1. Keine Gewährung von subsidiärem Schutz, obwohl eine Verletzung von Art. 3 EMRK bejaht wird.

2. Abschiebungsverbot nach § 60 Abs. 5 AufenthG für eine Familie mit minderjährigen Kindern, da sie in Afghanistan kein menschenwürdiges Existenzminimum erlangen könnten und daher einer Verletzung von Art. 3 EMRK ausgesetzt wären (sich in ständiger Rechtsprechung anschließend an VGH Bayern Urteil vom 21.11.2014 - 13a B 14.30284 - asyl.net: M22883, Asylmagazin 6/2015, S. 197 ff.; zitiert zudem EuGH Urteil vom 21.01.2011 - 30696/09, M.S.S. v.

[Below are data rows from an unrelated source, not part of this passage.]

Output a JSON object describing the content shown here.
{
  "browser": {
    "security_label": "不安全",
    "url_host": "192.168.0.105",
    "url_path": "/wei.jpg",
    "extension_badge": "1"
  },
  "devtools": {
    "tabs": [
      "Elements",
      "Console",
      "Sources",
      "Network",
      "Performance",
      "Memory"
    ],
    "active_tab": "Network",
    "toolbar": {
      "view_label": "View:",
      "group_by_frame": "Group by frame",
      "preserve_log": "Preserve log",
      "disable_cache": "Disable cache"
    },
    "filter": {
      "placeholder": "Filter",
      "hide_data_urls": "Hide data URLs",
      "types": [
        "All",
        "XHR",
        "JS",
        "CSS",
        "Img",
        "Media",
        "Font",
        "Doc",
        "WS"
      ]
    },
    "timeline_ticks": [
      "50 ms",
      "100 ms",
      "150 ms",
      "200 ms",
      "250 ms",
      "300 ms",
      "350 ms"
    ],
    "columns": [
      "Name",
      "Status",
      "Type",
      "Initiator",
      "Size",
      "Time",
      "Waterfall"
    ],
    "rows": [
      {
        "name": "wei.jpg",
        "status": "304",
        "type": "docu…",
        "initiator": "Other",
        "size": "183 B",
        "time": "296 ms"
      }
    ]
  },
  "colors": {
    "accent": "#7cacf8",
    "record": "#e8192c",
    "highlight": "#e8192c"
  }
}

Belgium and Greece (engl.) - asyl.net: M18077).

Schlagwörter: Afghanistan, Existenzminimum, Kind, Kinder, unmenschliche Behandlung, erniedrigende Behandlung, unmenschliche oder erniedrigende Behandlung, Abschiebungsverbot, minderjährig, besonders schutzbedürftig, Familie, medizinische Versorgung, extreme Gefahrenlage, Rückkehrgefährdung, kind,
Normen: AufenthG § 60 Abs. 5, EMRK Art. 3,
Auszüge:

[...]

Den Klägern steht indes ein Rechtsanspruch darauf zu. dass die Beklagte zu ihren Gunsten das Vorliegen eines Abschiebungsverbots § 60 Abs. 5 AufenthG hinsichtlich Afghanistans feststellt. […]

Die Klägerin zu 2. als Mutter der Kläger zu 3. und 4. müsste nämlich befürchten, aufgrund der allgemeinen, in Afghanistan herrschenden Situation einer Art. 3 EMRK widersprechenden Behandlung ausgesetzt zu sein. Die zu erwartenden schlechten Lebensbedingungen und die daraus resultierenden Gefährdungen in Afghanistan weisen eine Intensität auf, aufgrund deren auch ohne konkret drohende Maßnahmen von einer unmenschlichen Behandlung auszugehen ist. Der Schutzbereich des § 60 Abs. 5 AufenthG ist auch bei einer derartigen allgemeinen, auf eine Bevölkerungsgruppe bezogenen Gefahrenlage eröffnet.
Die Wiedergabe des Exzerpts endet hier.